I called the bartender Mr. Intoxication last night. He thought it was funny until i threw up and blamed it on him
my bf wants us to fuck our way into the new year.. how original..
Are you scared? I basically plan on us looking like giant drunk skittles
You try staying up all night fucking a guy with a curved dick and see how much you want to go out after that.
I know your texting costs money, but I'll pay for it if you consider this. Oversized frozen jello shots. I'll buy everything needed if you approve. Let me know
Well I pulled a muscle in my leg dancing in the tanning booth drunk at 1 pm soooo there's that
Just saw you drinking out of a flask on national tv. I've never been more proud of you
Apparently, my drunken 3AM idea of safety is to send a GPS map of my location to someone 700 miles away. Seriously considering death as a viable alternative to this hangover. Death or Yuengling.

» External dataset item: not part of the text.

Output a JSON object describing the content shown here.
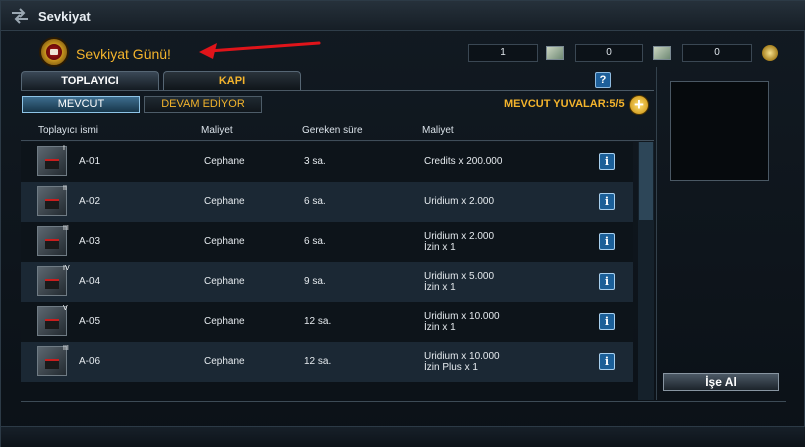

I feel as though sleeping all day due to the effects of prescription painkillers paid for by union insurance made this the most American day ever for me
so you ordered business cards online last night with a picture of your dick on them. you need to hide that new credit card when you drink
I think I accidentally invented a religion.
So, I feel bad. I just told my husband I had sex with someone else while on a business trip. Today is his birthday. I'm kind of a dick.
He shit with the door open. I think that means we are in a realtionship.
he had to stop me from eating snow off the street on the way back to pick up our cars. that's how hungover i am.
My drunk is wearing off and im starting to feel like this dolphin tattoo was a bad idea.